Clyde & Co needed the High Court’s permission to follow its innovative approach. Under court rules, service of documents is permitted by personal service, post, by leaving it in a designated place or by fax or other means of electronic communication. Defendants usually have to agree that they are willing to accept service by electronic means unless the claimant obtains a court order.
Clyde & Co successfully applied to the High Court for service via email and first class post, and notice via Instagram and text message.

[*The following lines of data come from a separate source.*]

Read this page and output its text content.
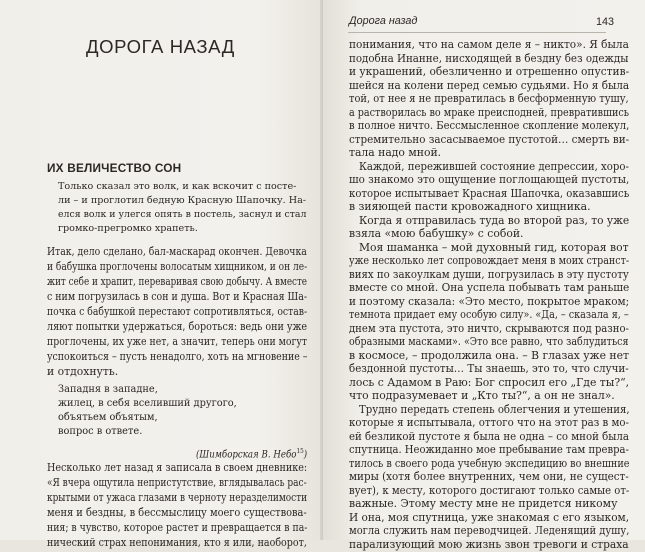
ДОРОГА НАЗАД
ИХ ВЕЛИЧЕСТВО СОН
Только сказал это волк, и как вскочит с посте-
ли – и проглотил бедную Красную Шапочку. На-
елся волк и улегся опять в постель, заснул и стал
громко-прегромко храпеть.
Итак, дело сделано, бал-маскарад окончен. Девочка
и бабушка проглочены волосатым хищником, и он ле-
жит себе и храпит, переваривая свою добычу. А вместе
с ним погрузилась в сон и душа. Вот и Красная Ша-
почка с бабушкой перестают сопротивляться, остав-
ляют попытки удержаться, бороться: ведь они уже
проглочены, их уже нет, а значит, теперь они могут
успокоиться – пусть ненадолго, хоть на мгновение –
и отдохнуть.
Западня в западне,
жилец, в себя вселивший другого,
объятьем объятым,
вопрос в ответе.
(Шимборская В. Небо$^{15}$)
Несколько лет назад я записала в своем дневнике:
«Я вчера ощутила непристутствие, вглядывалась рас-
крытыми от ужаса глазами в черноту неразделимости
меня и бездны, в бессмыслицу моего существова-
ния; в чувство, которое растет и превращается в па-
нический страх непонимания, кто я или, наоборот,
Дорога назад	143
понимания, что на самом деле я – никто». Я была
подобна Инанне, нисходящей в бездну без одежды
и украшений, обезличенно и отрешенно опустив-
шейся на колени перед семью судьями. Но я была
той, от нее я не превратилась в бесформенную тушу,
а растворилась во мраке преисподней, превратившись
в полное ничто. Бессмысленное скопление молекул,
стремительно засасываемое пустотой… смерть ви-
тала надо мной.
Каждой, пережившей состояние депрессии, хоро-
шо знакомо это ощущение поглощающей пустоты,
которое испытывает Красная Шапочка, оказавшись
в зияющей пасти кровожадного хищника.
Когда я отправилась туда во второй раз, то уже
взяла «мою бабушку» с собой.
Моя шаманка – мой духовный гид, которая вот
уже несколько лет сопровождает меня в моих странст-
виях по закоулкам души, погрузилась в эту пустоту
вместе со мной. Она успела побывать там раньше
и поэтому сказала: «Это место, покрытое мраком;
темнота придает ему особую силу». «Да, – сказала я, –
днем эта пустота, это ничто, скрываются под разно-
образными масками». «Это все равно, что заблудиться
в космосе, – продолжила она. – В глазах уже нет
бездонной пустоты… Ты знаешь, это то, что случи-
лось с Адамом в Раю: Бог спросил его „Где ты?“,
что подразумевает и „Кто ты?“, а он не знал».
Трудно передать степень облегчения и утешения,
которые я испытывала, оттого что на этот раз в мо-
ей безликой пустоте я была не одна – со мной была
спутница. Неожиданно мое пребывание там превра-
тилось в своего рода учебную экспедицию во внешние
миры (хотя более внутренних, чем они, не сущест-
вует), к месту, которого достигают только самые от-
важные. Этому месту мне не придется никому
И она, моя спутница, уже знакомая с его языком,
могла служить нам переводчицей. Леденящий душу,
парализующий мою жизнь звон тревоги и страха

It then sent an Instagram message to the defendant with a link to the court documents.
“This development is a further indication that the English courts are willing to take a modern approach to service,” said the firm. “Service via Facebook, LinkedIn, Instagram and alike seems to be a more and more appropriate method of bringing proceedings to the attention of an evasive defendant,” it added.
James Burgoyne, Director – Claims & Technical, Brunel Professions observed that the court’s decision emphasised the viability of newer forms of communication and that firms should take care regarding notice provisions. “Currently, unless a court order is obtained, the use of alternative means of electronic communication has to be accepted by the recipient in order to be valid, but as such practitioners should take care what is being said in the notice provisions of their contracts.”